4.13 P-values

Choosing a significance level is somewhat arbitrary. What did we choose 5%?

Perhaps more importantly, we are essentially throwing away a lot of information if we are to reduce the information from standard errors/t-statistics to a binary “reject” or “fail to reject”.

One alternative is to report a p-value. A p-value is the probability of observing a t-statistic as “extreme” as we did if \(H_0\) were true.

Here is an example of how to calculate a p-value. Suppose we calculate \(t=1.85\). Then,

Then, under \(H_0\), the probability of getting a t-statistic “as extreme” as 1.85 corresponds to the area of the two shaded regions above. In other words, we need to to compute

\[ \textrm{p-value} = \mathrm{P}(Z \leq -1.85) + \mathrm{P}(Z \geq 1.85) \] where \(Z \sim N(0,1)\). One thing that is helpful to notice here is that, a standard normal random variable is symmetric. This means that \(\mathrm{P}(Z \leq -1.85) = \mathrm{P}(Z \geq 1.85)\). We also typically denote the cdf of a standard normal random variable with the symbol \(\Phi\).
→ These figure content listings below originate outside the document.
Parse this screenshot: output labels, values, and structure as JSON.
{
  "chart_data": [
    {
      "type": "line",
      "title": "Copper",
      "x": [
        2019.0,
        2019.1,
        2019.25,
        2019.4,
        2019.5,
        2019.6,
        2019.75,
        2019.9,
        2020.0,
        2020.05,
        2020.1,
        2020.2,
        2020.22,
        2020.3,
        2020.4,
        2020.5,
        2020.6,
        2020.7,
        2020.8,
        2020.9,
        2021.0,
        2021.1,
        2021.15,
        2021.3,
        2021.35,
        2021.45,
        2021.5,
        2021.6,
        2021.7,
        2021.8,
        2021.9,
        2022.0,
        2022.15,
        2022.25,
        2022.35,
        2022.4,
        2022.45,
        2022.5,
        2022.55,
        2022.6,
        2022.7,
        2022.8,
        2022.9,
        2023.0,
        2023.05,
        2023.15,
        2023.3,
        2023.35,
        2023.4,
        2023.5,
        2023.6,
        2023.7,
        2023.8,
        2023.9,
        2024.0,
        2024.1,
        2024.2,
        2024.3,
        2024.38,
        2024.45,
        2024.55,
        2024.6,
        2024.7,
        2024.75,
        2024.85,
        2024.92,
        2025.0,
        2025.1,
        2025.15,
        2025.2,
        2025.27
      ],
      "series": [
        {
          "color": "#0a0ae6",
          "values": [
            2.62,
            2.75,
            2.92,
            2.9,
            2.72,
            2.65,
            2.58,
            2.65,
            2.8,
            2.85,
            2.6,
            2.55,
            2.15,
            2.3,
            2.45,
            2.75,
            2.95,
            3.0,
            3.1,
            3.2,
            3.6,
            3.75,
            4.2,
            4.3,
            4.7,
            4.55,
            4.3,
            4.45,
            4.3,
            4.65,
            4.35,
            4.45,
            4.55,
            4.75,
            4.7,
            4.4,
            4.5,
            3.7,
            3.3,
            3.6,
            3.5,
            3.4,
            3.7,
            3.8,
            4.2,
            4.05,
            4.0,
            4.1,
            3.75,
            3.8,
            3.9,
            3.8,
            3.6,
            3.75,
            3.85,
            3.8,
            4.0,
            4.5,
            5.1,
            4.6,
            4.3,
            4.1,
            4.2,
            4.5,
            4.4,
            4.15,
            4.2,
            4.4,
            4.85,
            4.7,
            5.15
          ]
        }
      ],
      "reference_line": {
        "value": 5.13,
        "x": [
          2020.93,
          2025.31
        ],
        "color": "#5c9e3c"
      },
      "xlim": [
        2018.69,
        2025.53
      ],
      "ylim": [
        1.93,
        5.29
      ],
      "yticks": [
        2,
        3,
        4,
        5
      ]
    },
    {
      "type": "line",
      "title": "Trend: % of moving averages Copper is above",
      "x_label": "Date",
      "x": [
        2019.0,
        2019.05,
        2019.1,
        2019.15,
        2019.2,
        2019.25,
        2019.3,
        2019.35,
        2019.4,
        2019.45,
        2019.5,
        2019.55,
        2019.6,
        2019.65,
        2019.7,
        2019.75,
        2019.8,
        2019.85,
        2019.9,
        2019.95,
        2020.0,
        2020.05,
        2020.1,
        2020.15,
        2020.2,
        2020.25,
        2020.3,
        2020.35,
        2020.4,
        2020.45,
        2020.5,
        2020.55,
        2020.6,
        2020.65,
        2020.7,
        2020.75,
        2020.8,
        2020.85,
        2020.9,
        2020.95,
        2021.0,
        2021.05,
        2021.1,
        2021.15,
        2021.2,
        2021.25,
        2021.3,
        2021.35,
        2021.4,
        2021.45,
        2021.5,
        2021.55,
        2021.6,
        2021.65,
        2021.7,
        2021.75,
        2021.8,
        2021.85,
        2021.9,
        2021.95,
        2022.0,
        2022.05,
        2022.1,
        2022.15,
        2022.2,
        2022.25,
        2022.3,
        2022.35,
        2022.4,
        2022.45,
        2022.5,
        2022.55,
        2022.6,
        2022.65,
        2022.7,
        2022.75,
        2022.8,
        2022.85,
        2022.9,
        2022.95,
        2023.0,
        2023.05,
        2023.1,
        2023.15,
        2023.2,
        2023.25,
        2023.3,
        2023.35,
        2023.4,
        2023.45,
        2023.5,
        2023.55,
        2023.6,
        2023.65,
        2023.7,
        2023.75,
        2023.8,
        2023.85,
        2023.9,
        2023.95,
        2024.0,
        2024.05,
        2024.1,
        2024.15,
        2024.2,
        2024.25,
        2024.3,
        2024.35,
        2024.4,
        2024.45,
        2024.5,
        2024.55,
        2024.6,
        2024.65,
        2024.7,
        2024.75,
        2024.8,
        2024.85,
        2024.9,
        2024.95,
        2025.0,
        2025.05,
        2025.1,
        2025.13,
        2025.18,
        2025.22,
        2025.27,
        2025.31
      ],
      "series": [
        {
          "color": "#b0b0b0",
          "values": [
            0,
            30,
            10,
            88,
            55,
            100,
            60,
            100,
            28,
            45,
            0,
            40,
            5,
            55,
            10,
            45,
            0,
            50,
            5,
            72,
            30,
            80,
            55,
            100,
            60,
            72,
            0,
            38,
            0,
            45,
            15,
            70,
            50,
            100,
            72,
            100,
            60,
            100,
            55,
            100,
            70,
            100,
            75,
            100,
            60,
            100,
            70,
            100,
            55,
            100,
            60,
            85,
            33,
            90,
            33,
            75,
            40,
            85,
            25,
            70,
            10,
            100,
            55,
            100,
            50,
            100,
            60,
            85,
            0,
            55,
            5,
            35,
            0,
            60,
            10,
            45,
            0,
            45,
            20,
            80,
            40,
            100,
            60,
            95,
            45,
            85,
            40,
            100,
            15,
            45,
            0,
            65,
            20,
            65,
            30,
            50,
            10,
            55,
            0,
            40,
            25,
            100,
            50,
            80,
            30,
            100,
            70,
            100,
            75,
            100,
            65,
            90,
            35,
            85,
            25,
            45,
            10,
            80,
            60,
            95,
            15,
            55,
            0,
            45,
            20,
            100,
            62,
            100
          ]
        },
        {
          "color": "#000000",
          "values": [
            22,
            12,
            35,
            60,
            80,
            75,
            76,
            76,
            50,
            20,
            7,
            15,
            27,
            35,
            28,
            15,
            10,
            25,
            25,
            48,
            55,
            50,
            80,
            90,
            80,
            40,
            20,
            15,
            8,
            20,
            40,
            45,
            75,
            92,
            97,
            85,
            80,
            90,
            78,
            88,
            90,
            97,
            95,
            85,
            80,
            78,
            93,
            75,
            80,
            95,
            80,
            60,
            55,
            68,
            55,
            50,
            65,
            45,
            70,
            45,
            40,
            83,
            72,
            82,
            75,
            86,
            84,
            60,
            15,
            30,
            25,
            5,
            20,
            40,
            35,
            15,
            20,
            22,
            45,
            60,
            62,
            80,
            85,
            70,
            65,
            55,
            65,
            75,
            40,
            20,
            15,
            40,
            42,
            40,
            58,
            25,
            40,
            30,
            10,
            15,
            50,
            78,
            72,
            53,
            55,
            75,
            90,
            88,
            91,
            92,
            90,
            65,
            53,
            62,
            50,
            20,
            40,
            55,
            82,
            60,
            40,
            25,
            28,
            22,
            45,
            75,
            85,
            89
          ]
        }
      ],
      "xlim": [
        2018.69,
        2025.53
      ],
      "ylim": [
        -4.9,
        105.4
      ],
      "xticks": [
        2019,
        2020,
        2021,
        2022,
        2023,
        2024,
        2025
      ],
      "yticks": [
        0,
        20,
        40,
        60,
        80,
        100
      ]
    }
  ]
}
Thus,

\[ \textrm{p-value} = 2 \Phi(-1.85) \] I don’t know what this is off the top of my head, but it is easy to compute from a table or using R. In R, you can use the function pnorm — here, the p-value is given by 2*pnorm(-1.85) which is equal to 0.064.

More generally, if you calculate a t-statistic, \(t\), using your data and under \(H_0\), then,

\[ \textrm{p-value} = 2 \Phi(-|t|) \]